Working in parallel, The ‘Hospital Engine’ replicates the step-by-step workflow of the field based on actual hospital time data, tracking the status of beds, medical staff, and equipment in real time. When a blood test order is issued, necessary medical personnel are sequentially assigned step-by-step according to the actual time required, and a priority system that allocates resources first to critically ill patients has been perfectly implemented.

[Figure 2] Dynamic changes in patient status over time: Simulation of the ripple effect showing how the prognosis of a critically ill patient branches into three paths (green: stabilization, blue and orange: deterioration) depending on the timing of medical AI intervention.
Within this virtual hospital, crisis scenarios are vividly simulated depending on the timing of AI intervention.

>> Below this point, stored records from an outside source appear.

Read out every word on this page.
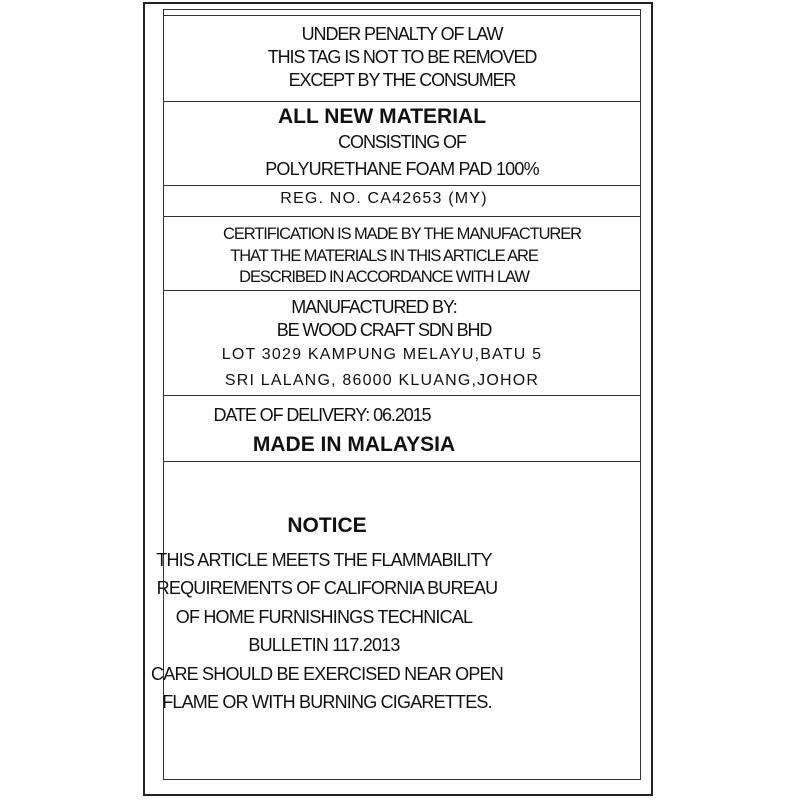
UNDER PENALTY OF LAW
THIS TAG IS NOT TO BE REMOVED
EXCEPT BY THE CONSUMER
ALL NEW MATERIAL
CONSISTING OF
POLYURETHANE FOAM PAD 100%
REG. NO. CA42653 (MY)
CERTIFICATION IS MADE BY THE MANUFACTURER
THAT THE MATERIALS IN THIS ARTICLE ARE
DESCRIBED IN ACCORDANCE WITH LAW
MANUFACTURED BY:
BE WOOD CRAFT SDN BHD
LOT 3029 KAMPUNG MELAYU,BATU 5
SRI LALANG, 86000 KLUANG,JOHOR
DATE OF DELIVERY: 06.2015
MADE IN MALAYSIA
NOTICE
THIS ARTICLE MEETS THE FLAMMABILITY
REQUIREMENTS OF CALIFORNIA BUREAU
OF HOME FURNISHINGS TECHNICAL
BULLETIN 117.2013
CARE SHOULD BE EXERCISED NEAR OPEN
FLAME OR WITH BURNING CIGARETTES.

For example, if the AI delays ordering diagnostic tests, a patient with initially stable chest pain may deteriorate into an acute myocardial infarction. Likewise, when the AI prioritizes scarce resources such as CT scanners for a critically ill emergency patient, realistic bottlenecks emerge as waiting times increase for other patients. In other words, the simulator recreates a real hospital environment in which a single AI-driven decision can determine not only the survival of an individual patient, but also trigger cascading consequences by depleting remaining hospital resources and sequentially limiting treatment opportunities for subsequent patients.
Every decision made by the AI is evaluated using a “dual-metric composite score” that integrates two dimensions: ▲Patient prognosis, including survival, treatment timeliness, and guideline adherence; and ▲Hospital operational efficiency, including total length of stay, emergency department throughput, and utilization of beds and medical equipment. The framework rewards decisions that improve patient care without undermining hospital operations, while penalizing approaches that excessively concentrate resources on a single patient at the expense of others’ access to care, thereby enforcing a strict balance between individual optimization and system-wide efficiency. Furthermore, the simulator conducts adversarial stress tests under extreme conditions, including system-wide network failures and simultaneous emergency cases.
The central significance of this study lies in providing a “risk-free preclinical testing environment” that validates the safety of medical AI systems without exposing real patients to harm. When AI that has undergone such thorough verification becomes the digital agent for medical staff and takes charge of complex system operations, it is expected that doctors will finally be able to take their eyes off the monitor, return to the patient's side, and fully concentrate on their fundamental roles of empathy and judgment.
Research Professor Seung-Eun Kim (co-first author) emphasized, “Virtual hospitals cannot perfectly predict the complex physiological responses of the human body,” but added, “This study will be the most valuable next step in verifying that medical AI goes beyond being a tool for solving fragmentary problems and is fully integrated into a dynamic medical system to provide practical assistance.”

[Table] Performance comparison between existing medical AI evaluation models and a virtual hospital simulator (CES).: CES is the only evaluation framework that extends conventional approaches by simultaneously incorporating three critical dimensions: ▲time-dependent patient state evolution ▲real-time hospital resource tracking ▲crisis scenario stress testing.

[Photo] Research Professor Seong-Eun Kim, Specialized Research Center, Biomedical Research Institute, Seoul National University Hospital.